As to you questions, in my opinion numbers will continue to fall, as the number of new potential customers is dwindling. This is a result I believe, in the decision of the powers that be, to reducing "Woodwork" and "Metalwork" and "Technical Drawing" classes into "Craft Design Technology", then into "lets drill a hole in some MDF, paint it, put a clock mechanism in it and call it "woodwork". I came through my GCSE and A-levels in '90-92 & '92-94 respectively, and during this time, much of the workshop space was reallocated to other subjects, and machines, benchs etc also removed. Nonetheless, I ended up with three teachers, a "woodworker, a metalworker and an electronics bod". Now I had an interest above all other pupils (bar one or two), who, in the main, were being given a piece of plastic to make a "key-fob", painting clock faces etc. Through perserverance, and after school "club", I managed to get access to the lathe, to be taught to cut M&T joints on a bandsaw, to see a P/T in action (not allowed to use those!) to see chisels being sharpened, etc etc - but in a school of 1500, I reckon only 5-10 of us had that level of interest. By "luck" I had a metalwork teacher from the dark ages, whom we still called "sir" and didn't believe in new rules and regulations and "syllabus" - I disliked him at first, but came to have a deep respect for him. He taught me to gas-weld, to braze, to use metal working lathes, to cut threads, to use mililng machines, manually and under-semi-automatic control, to file something correctly etc the list goes on - but how many kids these days get that chance? Thomas Kennedy (one of our younger members) says they don't even have a router at school?

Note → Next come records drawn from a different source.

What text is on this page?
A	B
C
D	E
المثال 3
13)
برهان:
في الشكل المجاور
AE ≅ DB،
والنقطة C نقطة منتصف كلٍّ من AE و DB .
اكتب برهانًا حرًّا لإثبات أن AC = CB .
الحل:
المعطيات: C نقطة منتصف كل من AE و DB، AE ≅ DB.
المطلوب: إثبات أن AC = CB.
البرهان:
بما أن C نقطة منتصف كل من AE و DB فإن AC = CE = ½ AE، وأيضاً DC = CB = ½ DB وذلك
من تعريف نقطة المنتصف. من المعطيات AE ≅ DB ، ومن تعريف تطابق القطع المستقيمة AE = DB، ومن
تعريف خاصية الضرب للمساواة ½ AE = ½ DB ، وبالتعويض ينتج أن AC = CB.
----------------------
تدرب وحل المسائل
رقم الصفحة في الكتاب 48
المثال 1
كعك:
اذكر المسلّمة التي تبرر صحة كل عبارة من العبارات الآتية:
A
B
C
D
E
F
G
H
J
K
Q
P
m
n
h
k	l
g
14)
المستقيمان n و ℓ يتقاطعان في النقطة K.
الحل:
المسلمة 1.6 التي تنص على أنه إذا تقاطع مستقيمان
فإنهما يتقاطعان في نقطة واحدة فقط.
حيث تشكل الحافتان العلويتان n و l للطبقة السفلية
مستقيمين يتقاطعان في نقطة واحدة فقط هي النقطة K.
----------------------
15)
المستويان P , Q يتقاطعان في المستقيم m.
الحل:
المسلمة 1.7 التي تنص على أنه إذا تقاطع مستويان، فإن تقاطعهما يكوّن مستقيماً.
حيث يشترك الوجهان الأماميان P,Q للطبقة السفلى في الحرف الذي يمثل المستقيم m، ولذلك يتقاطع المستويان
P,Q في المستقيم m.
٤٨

Without access to initial teaching at school, how easy is it to take up Woodworking in later life? Difficult enough I'd say, by the time you have a job, mortgage, kids etc finding time to go through the basics is hard enough, especially when you don't produce anything visible for your "effort". I "learnt to cut a M&T" doesn't go down with SWMBO's as well as "Look, here's a beutiful new dining room table", so it's hard to justify workshop time. Coupled with this, is people having no idea how well/badly the difference between a good/mediocre/rubbish tool is, means they may give up through frustration. The one thing most schools did used have was a wide range of good, old hand tools, that performed "OK". Everyone here already has a passion, or interest in Woodworking, - I'm trying to think on behalf of "noobies"!
I'd love to indulge myself with a weeks tutorial from someone like Bruce Luckhurst, - but it's hard to justify teh time, and cost to the missus - she'd rather have a holiday together, and frankly, with limited annual leave, probably so would I (difficult choice that!).
Edit! So my point is, with no young people you have an aging reader profile, and until such point as you can re-engage a younger market into buying your magazines surely numbers will continue to fall?
That being the case, perhaps magazines should look to alternative routes to advertise to new customers, how about "sponsering" woodworking evening classes, or sending excess copies of back issues to the people who teach them, or offering "beginner" classes (for a half day in big towns/cities) along the lines of the "discovery workshops" that Homewood have been running?